Eine Demonstration von Rechtsextremen in Madrid, November 2018 © Oscar del Pozo/AFP/Getty Images
Der US-amerikanische Philosoph Jason Stanley hat einen kurzen, erhellenden Band über den Faschismus geschrieben. Ein entschlossenes Buch zur rechten Zeit

Rezension von Jan Süselbeck | ZEIT ONLINE

Wer angesichts des Zulaufs rechter Parteien in Europa und in Übersee das Wort Faschismus fallen lässt, bekommt oft abwiegelnde Antworten. Man könnte den Sermon, den dieses Reizwort auslöst, in etwa so zusammenfassen: Viele Gesellschaftskritiker machten es sich damit einfach zu leicht. Die Faschisten seien für sie immer die anderen. Überhaupt, Faschismus. Sei der wahre Faschismus nicht längst besiegt, ein bizarres Phänomen des 20. Jahrhunderts, assoziiert mit Schreihälsen in Fantasieuniform?

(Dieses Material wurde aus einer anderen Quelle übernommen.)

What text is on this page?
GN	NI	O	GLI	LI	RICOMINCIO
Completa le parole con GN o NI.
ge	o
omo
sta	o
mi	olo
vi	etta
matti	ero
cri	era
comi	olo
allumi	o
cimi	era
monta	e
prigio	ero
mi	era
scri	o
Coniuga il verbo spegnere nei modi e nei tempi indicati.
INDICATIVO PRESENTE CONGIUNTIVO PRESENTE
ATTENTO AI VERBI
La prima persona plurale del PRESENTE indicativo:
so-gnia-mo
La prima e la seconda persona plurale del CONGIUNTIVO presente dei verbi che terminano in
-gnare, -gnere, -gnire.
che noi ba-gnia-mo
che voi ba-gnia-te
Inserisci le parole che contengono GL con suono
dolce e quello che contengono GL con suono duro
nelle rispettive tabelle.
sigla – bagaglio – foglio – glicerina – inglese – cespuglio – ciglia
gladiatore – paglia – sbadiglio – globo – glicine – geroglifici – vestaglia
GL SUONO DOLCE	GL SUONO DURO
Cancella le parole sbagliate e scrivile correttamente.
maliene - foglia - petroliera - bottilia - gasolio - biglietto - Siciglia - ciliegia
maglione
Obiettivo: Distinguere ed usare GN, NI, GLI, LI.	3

Sei es nicht blindwütiger Alarmismus und eine beispiellose Überreaktion, die Krisen unserer heutigen Demokratien gleich als Faschismus zu bezeichnen? Vor allem aber: Komme es nicht einer Verharmlosung des Holocaust gleich, den heutigen Populismus mit Faschismus gleichzusetzen? Sollten wir nicht erst einmal versuchen, in Ruhe miteinander zu reden?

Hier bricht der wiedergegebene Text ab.